Variance-guided selection is critical: Random, edge, or attention-based selections significantly drop quality; the variance criterion (convergence detection) is the correct signal.
Unified noise field is indispensable: Removing it causes ImageReward to drop from 1.0369 to 0.9632, confirming the importance of consistent noise scheduling for cross-stage coherence.
Hadamard expansion exceeds interpolation: The interpolation version yields lower quality, proving that sub-tokens need controlled orthogonal perturbations for detail freedom.
Higher returns at higher resolutions: Acceleration gain increases from 4.51× at 1024² to 5.68× at 2048² due to higher redundancy.
Improved convergence: Fresco establishes coherent global layouts within the first 7-8 low-res steps, where full-res samplers are still submerged in noise.

Highlights & Insights¶

Reinterpreting "re-noise" as temporal reparameterization: Instead of treating re-noise as a necessary destructive disturbance, Fresco shows that coordinate-bound noise implementation reduces re-noise to a negligible drift along the same generation path.
Variance as a convergence probe: Using channel variance across timesteps is a lightweight and physically intuitive signal for region-specific early stopping or resolution scaling.
Compounding returns via orthogonality: Since Fresco does not modify training or conflict with step reduction/caching, it can be layered directly on distilled models to achieve >20× speedup.
Mitigating high-res degradation: Starting from a low-res "sweet spot" before upsampling bypasses the structural fragmentation issues DiT faces in native high-resolution distributions.

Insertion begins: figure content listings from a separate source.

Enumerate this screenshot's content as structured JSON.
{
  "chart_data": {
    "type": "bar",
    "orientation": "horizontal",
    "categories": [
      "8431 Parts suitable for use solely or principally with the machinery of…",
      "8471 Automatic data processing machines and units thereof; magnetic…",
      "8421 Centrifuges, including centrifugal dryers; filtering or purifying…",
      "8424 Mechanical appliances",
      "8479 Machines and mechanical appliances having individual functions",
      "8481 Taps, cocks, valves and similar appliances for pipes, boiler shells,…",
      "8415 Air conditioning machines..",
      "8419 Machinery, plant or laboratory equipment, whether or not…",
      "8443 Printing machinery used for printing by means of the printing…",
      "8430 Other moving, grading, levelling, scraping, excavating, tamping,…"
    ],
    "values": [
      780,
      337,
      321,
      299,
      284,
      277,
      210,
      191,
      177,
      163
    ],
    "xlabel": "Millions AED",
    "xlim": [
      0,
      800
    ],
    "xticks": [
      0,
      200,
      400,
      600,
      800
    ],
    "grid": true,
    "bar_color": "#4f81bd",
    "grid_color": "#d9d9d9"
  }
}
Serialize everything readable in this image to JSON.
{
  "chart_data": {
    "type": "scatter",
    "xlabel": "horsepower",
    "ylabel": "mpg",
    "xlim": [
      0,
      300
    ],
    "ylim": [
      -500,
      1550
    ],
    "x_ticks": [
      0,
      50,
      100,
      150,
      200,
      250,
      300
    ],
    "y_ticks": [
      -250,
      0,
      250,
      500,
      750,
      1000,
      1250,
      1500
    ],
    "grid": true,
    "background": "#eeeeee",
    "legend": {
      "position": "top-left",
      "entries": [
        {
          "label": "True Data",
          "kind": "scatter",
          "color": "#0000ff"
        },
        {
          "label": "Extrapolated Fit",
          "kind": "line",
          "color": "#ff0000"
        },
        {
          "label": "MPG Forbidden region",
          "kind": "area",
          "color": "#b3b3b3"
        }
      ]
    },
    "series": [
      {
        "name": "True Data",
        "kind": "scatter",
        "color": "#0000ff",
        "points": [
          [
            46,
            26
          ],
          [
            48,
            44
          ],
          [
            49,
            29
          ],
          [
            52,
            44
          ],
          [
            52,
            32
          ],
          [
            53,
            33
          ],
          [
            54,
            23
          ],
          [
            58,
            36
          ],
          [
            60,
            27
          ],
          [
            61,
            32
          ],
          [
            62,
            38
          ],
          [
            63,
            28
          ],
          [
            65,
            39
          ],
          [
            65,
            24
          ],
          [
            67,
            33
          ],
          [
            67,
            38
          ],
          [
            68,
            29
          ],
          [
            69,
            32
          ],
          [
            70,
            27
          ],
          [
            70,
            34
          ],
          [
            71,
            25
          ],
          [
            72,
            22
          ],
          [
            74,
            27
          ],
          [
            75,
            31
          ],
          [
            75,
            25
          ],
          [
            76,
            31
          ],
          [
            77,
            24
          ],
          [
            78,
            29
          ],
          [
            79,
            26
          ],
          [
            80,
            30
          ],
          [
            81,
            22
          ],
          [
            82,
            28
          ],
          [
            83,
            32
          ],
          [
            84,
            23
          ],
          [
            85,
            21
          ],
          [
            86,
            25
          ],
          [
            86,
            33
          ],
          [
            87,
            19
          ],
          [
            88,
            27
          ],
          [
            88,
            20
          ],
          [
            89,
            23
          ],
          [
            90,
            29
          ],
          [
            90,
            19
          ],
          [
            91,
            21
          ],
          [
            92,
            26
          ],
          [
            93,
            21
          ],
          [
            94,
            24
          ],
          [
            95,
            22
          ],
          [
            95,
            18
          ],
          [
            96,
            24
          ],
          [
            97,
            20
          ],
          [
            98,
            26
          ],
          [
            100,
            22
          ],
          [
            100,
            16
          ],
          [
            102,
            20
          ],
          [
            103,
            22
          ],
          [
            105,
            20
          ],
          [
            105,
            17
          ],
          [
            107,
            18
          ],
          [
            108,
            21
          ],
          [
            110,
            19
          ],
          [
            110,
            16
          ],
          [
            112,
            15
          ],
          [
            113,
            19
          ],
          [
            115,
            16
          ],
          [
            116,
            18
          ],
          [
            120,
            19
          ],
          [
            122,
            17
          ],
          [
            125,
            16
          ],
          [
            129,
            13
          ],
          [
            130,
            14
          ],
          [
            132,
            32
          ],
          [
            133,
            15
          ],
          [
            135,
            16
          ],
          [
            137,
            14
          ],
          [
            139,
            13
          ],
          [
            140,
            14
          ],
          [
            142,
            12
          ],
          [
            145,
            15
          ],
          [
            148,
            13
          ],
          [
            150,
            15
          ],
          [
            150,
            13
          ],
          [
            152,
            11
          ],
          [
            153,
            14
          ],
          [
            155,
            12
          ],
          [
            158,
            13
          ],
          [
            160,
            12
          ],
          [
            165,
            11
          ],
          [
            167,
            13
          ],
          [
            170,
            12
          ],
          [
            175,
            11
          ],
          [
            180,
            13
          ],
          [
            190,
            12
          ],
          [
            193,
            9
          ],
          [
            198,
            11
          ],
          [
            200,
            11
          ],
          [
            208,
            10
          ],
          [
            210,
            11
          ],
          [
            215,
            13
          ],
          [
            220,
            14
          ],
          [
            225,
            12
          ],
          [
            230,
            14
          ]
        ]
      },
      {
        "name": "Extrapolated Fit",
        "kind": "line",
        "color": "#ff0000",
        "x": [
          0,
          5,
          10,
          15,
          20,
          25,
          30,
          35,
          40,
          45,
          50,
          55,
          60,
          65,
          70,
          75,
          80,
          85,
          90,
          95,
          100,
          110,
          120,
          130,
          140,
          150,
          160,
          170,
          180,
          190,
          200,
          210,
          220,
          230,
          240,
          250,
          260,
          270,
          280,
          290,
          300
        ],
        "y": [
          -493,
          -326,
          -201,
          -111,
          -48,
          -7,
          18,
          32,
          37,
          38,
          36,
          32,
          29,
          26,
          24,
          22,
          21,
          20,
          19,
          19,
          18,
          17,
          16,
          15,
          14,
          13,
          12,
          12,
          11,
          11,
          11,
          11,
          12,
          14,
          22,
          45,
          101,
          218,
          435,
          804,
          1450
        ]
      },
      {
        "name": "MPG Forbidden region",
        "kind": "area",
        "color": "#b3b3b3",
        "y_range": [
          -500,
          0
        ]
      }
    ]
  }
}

Limitations & Future Work¶

The variance threshold \(\tau\) is a key hyperparameter for the efficiency/detail trade-off; its sensitivity across different models/resolutions requires further study.
Proposition 1's bound \(b^2 d\) depends on specific noise and dimension assumptions; the quantitative relationship between drift and quality in complex DiT dynamics needs deeper verification.
Validated primarily on FLUX and HunyuanVideo; generalizability to U-Net architectures or other DiTs (e.g., SD3, PixArt) remains to be confirmed.
Hadamard expansion is currently designed for 2× spatial scaling; extensions to more aggressive or non-square upsampling were not detailed.

vs Bottleneck Sampling: Also training-free dynamic resolution, but relies on complex re-noise scheduling and heuristic parameters. Fresco uses a unified field to eliminate scheduling complexity and variance-guided selection for superior quality and speed.
vs Feature Caching (TeaCache/TaylorSeer): These reduce per-step compute but can crash in quality when aggressive. Fresco operates on the spatial dimension and is orthogonal to caching.
vs Distillation: These reduce step counts; Fresco is complementary, as demonstrated by the 22.10× speedup when combined with schnell.
vs Cascade Diffusion: Both are coarse-to-fine, but cascades usually require separate training or upsampler modules. Fresco is entirely training-free and happens within a single sampling process.

Rating¶

Novelty: ⭐⭐⭐⭐⭐ Clear reinterpretation of re-noising combined with variance-guided logic.
Experimental Thoroughness: ⭐⭐⭐⭐ Covers T2I/T2V and multiple combinations, though missing some \(\tau\) sensitivity analysis.
Writing Quality: ⭐⭐⭐⭐ Logical flow from motivation to propositions; diagrams are intuitive.
Value: ⭐⭐⭐⭐⭐ Plug-and-play, training-free, and brings significant speedups (10×-22×) while often improving quality.